La Révolution russe de Février 1917 réveille les nationalistes ukrainiens qui peinaient à se faire entendre sous le règne des tsars. Ils créent aussitôt à Kiev un organe de coordination nommé Rada centrale. L’historien nationaliste Mykhaïlo Hrouchevsky est élu à sa tête. Le gouvernement provisoire russe reconnaît la Rada centrale, en juillet, en tant que parlement régional de l’Ukraine. La Révolution d’Octobre incite les membres de la Rada centrale à proclamer l’existence d’une République populaire d’Ukraine, seulement autonome pour l’instant. Les Bolcheviks ne reconnaissent pas cette république et ayant pris possession de Kharkiv, ils créent une entité rivale en décembre 1917 : la République soviétique du peuple ukrainien. Devant l’avancée de l’Armée rouge, la Rada centrale proclame l’indépendance le 22 janvier 1918.

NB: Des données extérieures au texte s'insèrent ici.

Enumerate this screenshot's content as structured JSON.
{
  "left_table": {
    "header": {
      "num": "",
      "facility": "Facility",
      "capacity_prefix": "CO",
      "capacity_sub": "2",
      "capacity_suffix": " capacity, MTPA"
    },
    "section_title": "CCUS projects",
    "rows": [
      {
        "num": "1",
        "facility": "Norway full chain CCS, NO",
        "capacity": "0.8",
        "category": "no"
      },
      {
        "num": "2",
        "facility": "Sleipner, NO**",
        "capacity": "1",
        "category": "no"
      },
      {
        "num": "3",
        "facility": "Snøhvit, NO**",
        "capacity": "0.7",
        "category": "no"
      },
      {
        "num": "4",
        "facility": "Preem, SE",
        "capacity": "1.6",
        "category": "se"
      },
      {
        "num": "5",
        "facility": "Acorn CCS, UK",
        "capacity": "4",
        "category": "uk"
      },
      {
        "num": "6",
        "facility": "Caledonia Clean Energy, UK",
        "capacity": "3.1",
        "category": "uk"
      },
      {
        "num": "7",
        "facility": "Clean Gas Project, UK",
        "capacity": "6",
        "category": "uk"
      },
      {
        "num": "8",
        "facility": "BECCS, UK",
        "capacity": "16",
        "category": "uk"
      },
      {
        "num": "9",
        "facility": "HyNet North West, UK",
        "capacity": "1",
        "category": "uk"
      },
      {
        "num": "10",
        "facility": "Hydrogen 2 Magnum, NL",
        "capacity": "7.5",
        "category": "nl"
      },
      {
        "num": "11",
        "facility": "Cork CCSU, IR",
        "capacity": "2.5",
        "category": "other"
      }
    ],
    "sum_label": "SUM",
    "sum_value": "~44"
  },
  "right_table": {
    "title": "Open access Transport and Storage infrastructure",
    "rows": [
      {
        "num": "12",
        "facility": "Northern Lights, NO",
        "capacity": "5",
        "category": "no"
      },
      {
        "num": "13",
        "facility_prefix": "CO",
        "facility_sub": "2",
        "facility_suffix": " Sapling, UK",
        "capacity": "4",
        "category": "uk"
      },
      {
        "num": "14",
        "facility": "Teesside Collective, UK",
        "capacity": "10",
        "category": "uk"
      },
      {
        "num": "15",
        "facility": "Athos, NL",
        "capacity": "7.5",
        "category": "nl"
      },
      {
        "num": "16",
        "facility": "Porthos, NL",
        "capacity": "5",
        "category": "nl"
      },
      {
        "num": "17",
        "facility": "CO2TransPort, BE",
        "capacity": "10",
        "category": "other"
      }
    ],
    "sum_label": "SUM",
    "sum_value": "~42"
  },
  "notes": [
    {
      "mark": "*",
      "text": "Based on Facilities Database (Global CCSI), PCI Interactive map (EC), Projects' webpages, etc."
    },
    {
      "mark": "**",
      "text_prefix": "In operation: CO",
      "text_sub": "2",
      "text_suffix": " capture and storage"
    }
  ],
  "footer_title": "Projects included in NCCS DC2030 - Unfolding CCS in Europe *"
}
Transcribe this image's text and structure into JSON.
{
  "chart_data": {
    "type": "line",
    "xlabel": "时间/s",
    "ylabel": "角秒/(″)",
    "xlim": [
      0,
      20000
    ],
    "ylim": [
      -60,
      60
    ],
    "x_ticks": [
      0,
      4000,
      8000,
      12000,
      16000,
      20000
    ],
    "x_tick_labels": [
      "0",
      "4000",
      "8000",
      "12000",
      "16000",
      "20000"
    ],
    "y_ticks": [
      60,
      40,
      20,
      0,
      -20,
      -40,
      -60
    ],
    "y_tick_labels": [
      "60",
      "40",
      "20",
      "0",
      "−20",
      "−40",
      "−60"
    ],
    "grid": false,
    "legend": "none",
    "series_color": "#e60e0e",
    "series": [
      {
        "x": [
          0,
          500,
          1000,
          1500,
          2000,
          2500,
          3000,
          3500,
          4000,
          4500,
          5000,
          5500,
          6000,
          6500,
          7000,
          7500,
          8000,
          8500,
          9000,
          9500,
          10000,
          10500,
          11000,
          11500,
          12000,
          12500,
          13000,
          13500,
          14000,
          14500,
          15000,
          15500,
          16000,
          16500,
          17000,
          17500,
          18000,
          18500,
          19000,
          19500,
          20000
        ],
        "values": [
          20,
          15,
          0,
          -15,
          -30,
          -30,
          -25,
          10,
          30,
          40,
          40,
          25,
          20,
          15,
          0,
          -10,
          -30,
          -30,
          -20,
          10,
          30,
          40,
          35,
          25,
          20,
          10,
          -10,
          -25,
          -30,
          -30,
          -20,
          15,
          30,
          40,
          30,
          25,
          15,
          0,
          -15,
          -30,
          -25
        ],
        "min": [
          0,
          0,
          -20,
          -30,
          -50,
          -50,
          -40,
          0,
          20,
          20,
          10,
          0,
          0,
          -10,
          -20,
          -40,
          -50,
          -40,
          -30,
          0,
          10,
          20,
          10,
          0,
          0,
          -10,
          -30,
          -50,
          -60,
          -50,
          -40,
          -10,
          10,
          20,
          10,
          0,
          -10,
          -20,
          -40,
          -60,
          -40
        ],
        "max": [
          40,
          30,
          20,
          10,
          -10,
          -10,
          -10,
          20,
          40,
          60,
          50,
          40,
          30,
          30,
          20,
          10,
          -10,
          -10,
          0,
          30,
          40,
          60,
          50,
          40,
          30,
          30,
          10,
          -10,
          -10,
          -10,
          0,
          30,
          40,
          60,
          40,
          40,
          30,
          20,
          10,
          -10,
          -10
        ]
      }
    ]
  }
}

Les troupes bolcheviks prennent Kiev forçant les nationalistes à replier, mais la signature du traité de Brest-Litovsk en mars 1918 prévoit la création d’un protectorat allemand et autrichien pour l’Ukraine. Les Rouges quittent le territoire et les nationalistes reviennent à Kiev. Les Allemands placent à la tête du pays un nationaliste conservateur, le général Pavlo Skoropadsky. Les tensions sociales qui n’avaient pas été résolues alimentent la colère populaire. La défaite finale de l’Allemagne le 11 novembre permet à un groupe de notables nationalistes menés par Volodymyr Vynnytchenko et Symon Petlioura, de prendre le pouvoir au détriment de P. Skoropadsky.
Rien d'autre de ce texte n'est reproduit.